İşin en acı tarafı, bu düzenleme Türkiye’nin kırılgan coğrafyasında yaşayan, kuraklık ve sellerle ilk yüzleşen dar gelirli kesimlerin hayatına doğrudan dokunacak bir çözüm sunmuyor. Kanun, şehirleri dirençli kılacak, biyoçeşitliliği koruyacak, halkı bilinçlendirecek, iklim adaletini sağlayacak mekanizmalardan çok uzakta.

Yasanın adı “İklim Kanunu” ama içeriği daha çok “İklim Ticareti Kanunu”na benziyor. Ortada bir vizyon, bir cesaret ve bir bütünlük yok. Meclis’ten geçen metin, sanki iklim krizini fırsata çevirmek isteyenler için hazırlanmış gibi.

Bugün Türkiye’nin ihtiyaç duyduğu şey, ne zamana kadar hangi kirletici faaliyetin durdurulacağı, fosil yakıttan nasıl çıkılacağı, emisyonların nasıl azaltılacağı ve tüm bunların yükünün kimler arasında nasıl paylaşılacağı konusunda açık, adil ve bağlayıcı bir yol haritasıdır. İklim değişikliğiyle mücadele, piyasa şartlarına bırakılamayacak kadar hayati bir meseledir.

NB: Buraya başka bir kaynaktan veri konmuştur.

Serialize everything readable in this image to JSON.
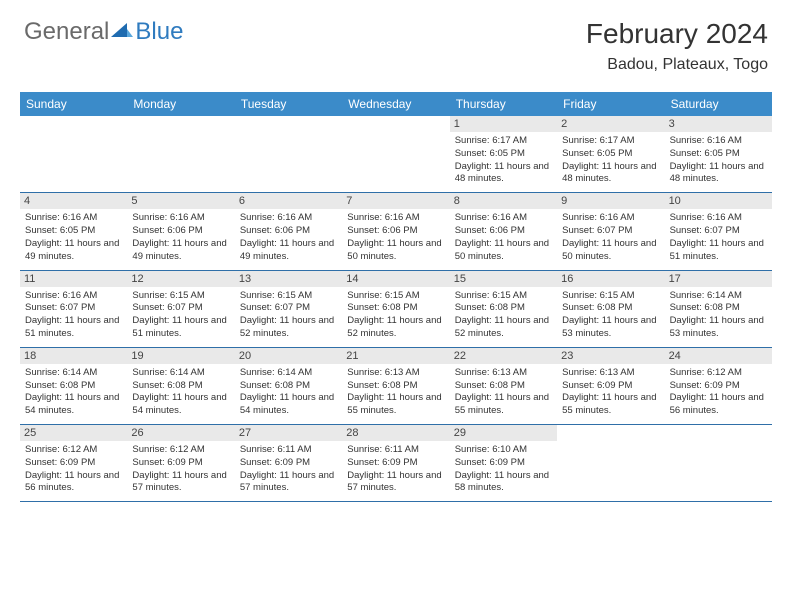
{
  "logo": {
    "general": "General",
    "blue": "Blue"
  },
  "title": "February 2024",
  "location": "Badou, Plateaux, Togo",
  "colors": {
    "header_bg": "#3b8bc9",
    "header_text": "#ffffff",
    "date_bg": "#e9e9e9",
    "row_border": "#2f6fa8",
    "logo_gray": "#6a6a6a",
    "logo_blue": "#2f7bbf",
    "background": "#ffffff"
  },
  "fonts": {
    "title_size": 28,
    "location_size": 16,
    "dayheader_size": 12,
    "cell_size": 9.5
  },
  "day_names": [
    "Sunday",
    "Monday",
    "Tuesday",
    "Wednesday",
    "Thursday",
    "Friday",
    "Saturday"
  ],
  "weeks": [
    [
      null,
      null,
      null,
      null,
      {
        "d": "1",
        "sr": "6:17 AM",
        "ss": "6:05 PM",
        "dl": "11 hours and 48 minutes."
      },
      {
        "d": "2",
        "sr": "6:17 AM",
        "ss": "6:05 PM",
        "dl": "11 hours and 48 minutes."
      },
      {
        "d": "3",
        "sr": "6:16 AM",
        "ss": "6:05 PM",
        "dl": "11 hours and 48 minutes."
      }
    ],
    [
      {
        "d": "4",
        "sr": "6:16 AM",
        "ss": "6:05 PM",
        "dl": "11 hours and 49 minutes."
      },
      {
        "d": "5",
        "sr": "6:16 AM",
        "ss": "6:06 PM",
        "dl": "11 hours and 49 minutes."
      },
      {
        "d": "6",
        "sr": "6:16 AM",
        "ss": "6:06 PM",
        "dl": "11 hours and 49 minutes."
      },
      {
        "d": "7",
        "sr": "6:16 AM",
        "ss": "6:06 PM",
        "dl": "11 hours and 50 minutes."
      },
      {
        "d": "8",
        "sr": "6:16 AM",
        "ss": "6:06 PM",
        "dl": "11 hours and 50 minutes."
      },
      {
        "d": "9",
        "sr": "6:16 AM",
        "ss": "6:07 PM",
        "dl": "11 hours and 50 minutes."
      },
      {
        "d": "10",
        "sr": "6:16 AM",
        "ss": "6:07 PM",
        "dl": "11 hours and 51 minutes."
      }
    ],
    [
      {
        "d": "11",
        "sr": "6:16 AM",
        "ss": "6:07 PM",
        "dl": "11 hours and 51 minutes."
      },
      {
        "d": "12",
        "sr": "6:15 AM",
        "ss": "6:07 PM",
        "dl": "11 hours and 51 minutes."
      },
      {
        "d": "13",
        "sr": "6:15 AM",
        "ss": "6:07 PM",
        "dl": "11 hours and 52 minutes."
      },
      {
        "d": "14",
        "sr": "6:15 AM",
        "ss": "6:08 PM",
        "dl": "11 hours and 52 minutes."
      },
      {
        "d": "15",
        "sr": "6:15 AM",
        "ss": "6:08 PM",
        "dl": "11 hours and 52 minutes."
      },
      {
        "d": "16",
        "sr": "6:15 AM",
        "ss": "6:08 PM",
        "dl": "11 hours and 53 minutes."
      },
      {
        "d": "17",
        "sr": "6:14 AM",
        "ss": "6:08 PM",
        "dl": "11 hours and 53 minutes."
      }
    ],
    [
      {
        "d": "18",
        "sr": "6:14 AM",
        "ss": "6:08 PM",
        "dl": "11 hours and 54 minutes."
      },
      {
        "d": "19",
        "sr": "6:14 AM",
        "ss": "6:08 PM",
        "dl": "11 hours and 54 minutes."
      },
      {
        "d": "20",
        "sr": "6:14 AM",
        "ss": "6:08 PM",
        "dl": "11 hours and 54 minutes."
      },
      {
        "d": "21",
        "sr": "6:13 AM",
        "ss": "6:08 PM",
        "dl": "11 hours and 55 minutes."
      },
      {
        "d": "22",
        "sr": "6:13 AM",
        "ss": "6:08 PM",
        "dl": "11 hours and 55 minutes."
      },
      {
        "d": "23",
        "sr": "6:13 AM",
        "ss": "6:09 PM",
        "dl": "11 hours and 55 minutes."
      },
      {
        "d": "24",
        "sr": "6:12 AM",
        "ss": "6:09 PM",
        "dl": "11 hours and 56 minutes."
      }
    ],
    [
      {
        "d": "25",
        "sr": "6:12 AM",
        "ss": "6:09 PM",
        "dl": "11 hours and 56 minutes."
      },
      {
        "d": "26",
        "sr": "6:12 AM",
        "ss": "6:09 PM",
        "dl": "11 hours and 57 minutes."
      },
      {
        "d": "27",
        "sr": "6:11 AM",
        "ss": "6:09 PM",
        "dl": "11 hours and 57 minutes."
      },
      {
        "d": "28",
        "sr": "6:11 AM",
        "ss": "6:09 PM",
        "dl": "11 hours and 57 minutes."
      },
      {
        "d": "29",
        "sr": "6:10 AM",
        "ss": "6:09 PM",
        "dl": "11 hours and 58 minutes."
      },
      null,
      null
    ]
  ],
  "labels": {
    "sunrise": "Sunrise: ",
    "sunset": "Sunset: ",
    "daylight": "Daylight: "
  }
}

Özetle: Yasalaşan bu metin, belki iklim kelimesini taşıyor ama iklimin hakkını veremiyor. Doğanın ve insanların çıkarı için değil, belli çıkar gruplarının rahatça nefes alabilmesi için hazırlanmış izlenimi veriyor. O yüzden sormak lazım: Gerçekten bir iklim yasamız oldu mu, yoksa havayı kirletmenin yeni bir bedeli mi konuldu?